Qualquer parceria se tornou precária. A presença do outro não mais suscita apelo à colaboração, mas sim desejo de instrumentalização. Tornamo-nos uma multidão anônima, sem rosto, raízes ou futuro comum. E, se tudo é provisório, se tudo foi despojado da dignidade que nos fazia querer agir corretamente, quem ou o que pode apreciar o "caráter moral" de quem quer que seja?

Na cultura da "flexibilidade", como reza o jargão neoliberal, ou fingimos acreditar em valores que não mais existem ou acreditamos, verdadeiramente, em miragens -e a alienação é ainda maior. Isolados do público, pela paixão dos interesses privados, e dos mais próximos afetivamente, pela degradação do trabalho e pela volubilidade sentimental, erramos em direção ao nada ou a qualquer coisa. Tanto faz o bem e o mal, o justo e o injusto, quando o que temos como guia é o bem-estar do corpo e das sensações.

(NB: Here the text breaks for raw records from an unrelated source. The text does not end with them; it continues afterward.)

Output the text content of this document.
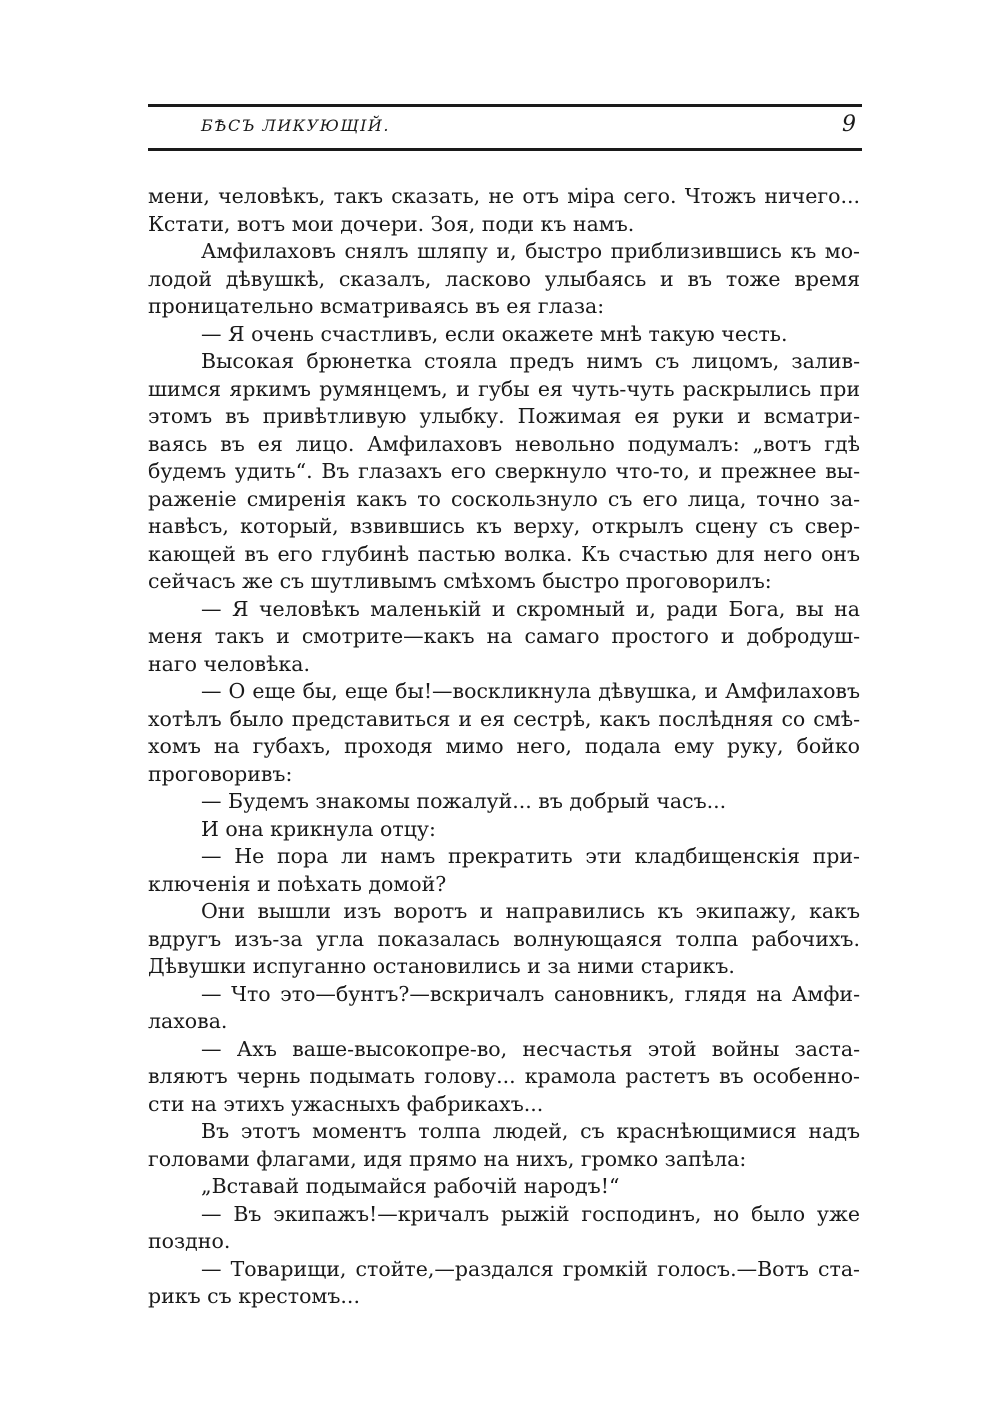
БѢСЪ ЛИКУЮЩІЙ.	9
мени, человѣкъ, такъ сказать, не отъ міра сего. Чтожъ ничего...
Кстати, вотъ мои дочери. Зоя, поди къ намъ.
Амфилаховъ снялъ шляпу и, быстро приблизившись къ мо-
лодой дѣвушкѣ, сказалъ, ласково улыбаясь и въ тоже время
проницательно всматриваясь въ ея глаза:
— Я очень счастливъ, если окажете мнѣ такую честь.
Высокая брюнетка стояла предъ нимъ съ лицомъ, залив-
шимся яркимъ румянцемъ, и губы ея чуть-чуть раскрылись при
этомъ въ привѣтливую улыбку. Пожимая ея руки и всматри-
ваясь въ ея лицо. Амфилаховъ невольно подумалъ: „вотъ гдѣ
будемъ удить“. Въ глазахъ его сверкнуло что-то, и прежнее вы-
раженіе смиренія какъ то соскользнуло съ его лица, точно за-
навѣсъ, который, взвившись къ верху, открылъ сцену съ свер-
кающей въ его глубинѣ пастью волка. Къ счастью для него онъ
сейчасъ же съ шутливымъ смѣхомъ быстро проговорилъ:
— Я человѣкъ маленькій и скромный и, ради Бога, вы на
меня такъ и смотрите—какъ на самаго простого и добродуш-
наго человѣка.
— О еще бы, еще бы!—воскликнула дѣвушка, и Амфилаховъ
хотѣлъ было представиться и ея сестрѣ, какъ послѣдняя со смѣ-
хомъ на губахъ, проходя мимо него, подала ему руку, бойко
проговоривъ:
— Будемъ знакомы пожалуй... въ добрый часъ...
И она крикнула отцу:
— Не пора ли намъ прекратить эти кладбищенскія при-
ключенія и поѣхать домой?
Они вышли изъ воротъ и направились къ экипажу, какъ
вдругъ изъ-за угла показалась волнующаяся толпа рабочихъ.
Дѣвушки испуганно остановились и за ними старикъ.
— Что это—бунтъ?—вскричалъ сановникъ, глядя на Амфи-
лахова.
— Ахъ ваше-высокопре-во, несчастья этой войны заста-
вляютъ чернь подымать голову... крамола растетъ въ особенно-
сти на этихъ ужасныхъ фабрикахъ...
Въ этотъ моментъ толпа людей, съ краснѣющимися надъ
головами флагами, идя прямо на нихъ, громко запѣла:
„Вставай подымайся рабочій народъ!“
— Въ экипажъ!—кричалъ рыжій господинъ, но было уже
поздно.
— Товарищи, стойте,—раздался громкій голосъ.—Вотъ ста-
рикъ съ крестомъ...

Resta acreditar que "consumir objetos de desejo" é o mesmo que "satisfazer desejos". Enquanto acreditamos nisso, o show continua: no desfile das drogas, cartões de crédito, pornografia na Internet etc. No momento em que deixamos de acreditar, a "alegria" muda de endereço: passa de nossos corpos para as mãos de quem comanda o espetáculo. Vide a epidemia de violência imotivada e distúrbios físico-mentais que fazem a "festa" dos patrões da indústria de armamentos e de medicamentos.

Hadot e Sennett, é óbvio, não nos convidam a ser viúvas de Atenas, Roma ou Londres e Paris de fim de século. Ambos são mais sábios ou sagazes, como se preferir. Dizem, apenas, que o sentido da vida e da morte não se contabiliza. Podemos mudar o vocabulário que deu sentido à palavra "caráter", e por que não?

Podemos criar formas inéditas de avaliar o bem e o mal que nos convêm, e por que não? Só duvido que possamos rebaixar nossa imaginação criativa a ponto de reduzi-la à bisonha e miserável rotina de acumular dinheiro, compulsiva e indefinidamente, sem jamais perguntar por quê e para quê?